Si le Kremlin, la Maison-Blanche et la Knesset se sont retrouvés ensemble dans une tentative désespérée de sauver leur marionnette de Budapest, il devrait être clair — et d’ailleurs ILS le disent eux-mêmes, c’est nous qui refusons de l’entendre — qu’ils sont les ennemis de l’Europe et que le « souverainisme », tel que nous le nommons, constitue l’un des principaux instruments contre la souveraineté de nos peuples.

Cela ne devrait pas être difficile à comprendre. Le fait est que beaucoup refusent de voir.

Dans certains milieux, on « raisonne » désormais à coups de fétiches, de slogans préfabriqués, d’ignorance, de superficialité et de supposées corruptions qui, tour à tour, expliquent — avec les Soros de service — les cuisantes défaites des serviteurs de leurs maîtres.

Indépendamment de ce qui adviendra demain en Hongrie, le rejet populaire d’Orbán — massif, dans la rue comme dans les urnes — constitue une preuve claire et incontestable du sentiment partagé. Les sentiments peuvent être instrumentalisés, interprétés, déformés, mais ils ne naissent pas de rien.
Il n’est pas anodin que nos ennemis — de l’Est comme de l’Ouest — aient compris à temps et occupé avec une remarquable rapidité le terrain de ce populisme qu’ils voyaient poindre à l’horizon et qu’ils n’avaient certainement pas souhaité.
Ils ont tenté — avec succès — de l’utiliser contre lui-même.

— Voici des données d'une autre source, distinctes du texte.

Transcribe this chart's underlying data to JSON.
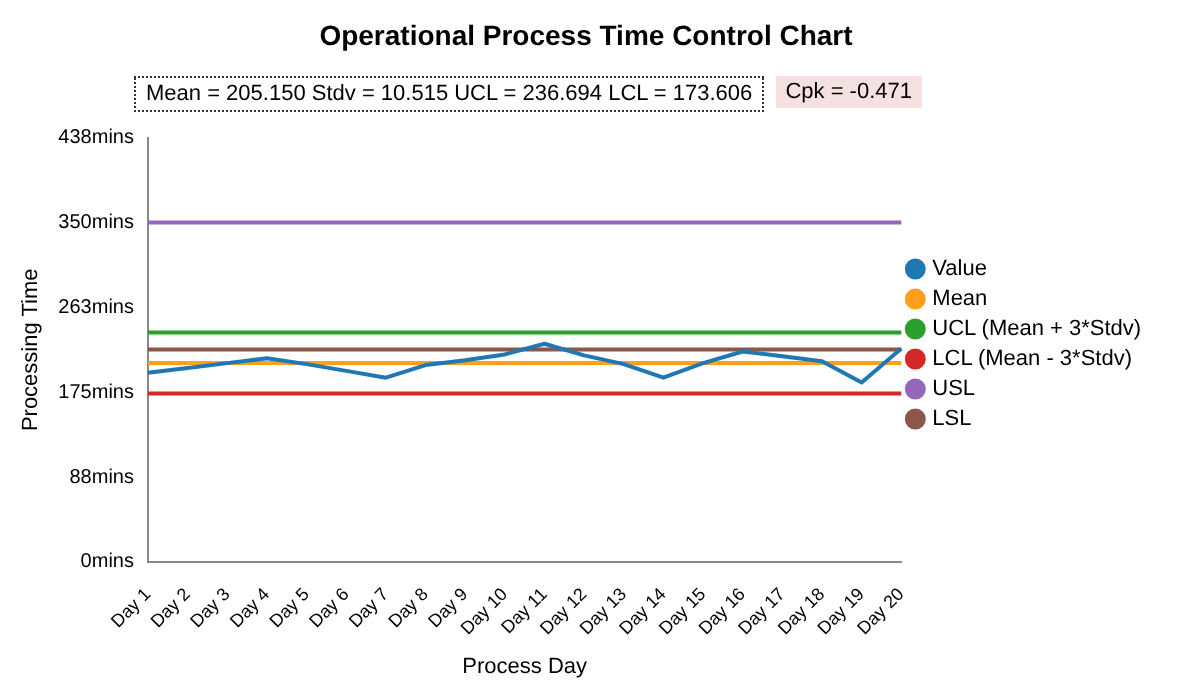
{
  "chart_data": {
    "type": "line",
    "title": "Operational Process Time Control Chart",
    "xlabel": "Process Day",
    "ylabel": "Processing Time",
    "categories": [
      "Day 1",
      "Day 2",
      "Day 3",
      "Day 4",
      "Day 5",
      "Day 6",
      "Day 7",
      "Day 8",
      "Day 9",
      "Day 10",
      "Day 11",
      "Day 12",
      "Day 13",
      "Day 14",
      "Day 15",
      "Day 16",
      "Day 17",
      "Day 18",
      "Day 19",
      "Day 20"
    ],
    "series": [
      {
        "name": "Value",
        "color": "#1f77b4",
        "values": [
          195,
          200,
          205,
          210,
          204,
          197,
          190,
          203,
          208,
          214,
          225,
          213,
          204,
          190,
          205,
          217,
          212,
          207,
          185,
          220
        ]
      },
      {
        "name": "Mean",
        "color": "#ff9f1c",
        "values": [
          205.15,
          205.15,
          205.15,
          205.15,
          205.15,
          205.15,
          205.15,
          205.15,
          205.15,
          205.15,
          205.15,
          205.15,
          205.15,
          205.15,
          205.15,
          205.15,
          205.15,
          205.15,
          205.15,
          205.15
        ]
      },
      {
        "name": "UCL (Mean + 3*Stdv)",
        "color": "#2ca02c",
        "values": [
          236.694,
          236.694,
          236.694,
          236.694,
          236.694,
          236.694,
          236.694,
          236.694,
          236.694,
          236.694,
          236.694,
          236.694,
          236.694,
          236.694,
          236.694,
          236.694,
          236.694,
          236.694,
          236.694,
          236.694
        ]
      },
      {
        "name": "LCL (Mean - 3*Stdv)",
        "color": "#d62728",
        "values": [
          173.606,
          173.606,
          173.606,
          173.606,
          173.606,
          173.606,
          173.606,
          173.606,
          173.606,
          173.606,
          173.606,
          173.606,
          173.606,
          173.606,
          173.606,
          173.606,
          173.606,
          173.606,
          173.606,
          173.606
        ]
      },
      {
        "name": "USL",
        "color": "#9467bd",
        "values": [
          350,
          350,
          350,
          350,
          350,
          350,
          350,
          350,
          350,
          350,
          350,
          350,
          350,
          350,
          350,
          350,
          350,
          350,
          350,
          350
        ]
      },
      {
        "name": "LSL",
        "color": "#8c564b",
        "values": [
          219,
          219,
          219,
          219,
          219,
          219,
          219,
          219,
          219,
          219,
          219,
          219,
          219,
          219,
          219,
          219,
          219,
          219,
          219,
          219
        ]
      }
    ],
    "ylim": [
      0,
      437.5
    ],
    "yticks": [
      {
        "value": 0,
        "label": "0mins"
      },
      {
        "value": 87.5,
        "label": "88mins"
      },
      {
        "value": 175,
        "label": "175mins"
      },
      {
        "value": 262.5,
        "label": "263mins"
      },
      {
        "value": 350,
        "label": "350mins"
      },
      {
        "value": 437.5,
        "label": "438mins"
      }
    ],
    "grid": false,
    "legend": "right",
    "marker": "none",
    "line_style": "solid",
    "annotations": [
      "Mean = 205.150  Stdv = 10.515  UCL = 236.694  LCL = 173.606",
      "Cpk = -0.471"
    ]
  }
}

Aujourd’hui, toutefois, ce « souverainisme » se fracture

et ce sont surtout des dirigeants âgés de quarante à cinquante ans — formés sur le terrain et non dans les écoles de cadres communistes ou des réseaux Stay Behind (qui, au fond, relèvent d’une même logique) — qui opèrent cette rupture dans un sens européen, insufflant un vent nouveau dans un espace politique accaparé dès l’origine par des agents et des serviteurs de puissances dominantes. Ces dernières perdent aujourd’hui du terrain et de l’influence — et c’est sans doute la meilleure nouvelle.

Ni Front Rouge ni Réaction !


Ni même ce Frankenstein qui combine les deux sous diverses formes, dont le mensonge « rouge-brun » et la confusion qui consiste à prendre des agents étrangers pour des dirigeants souverains.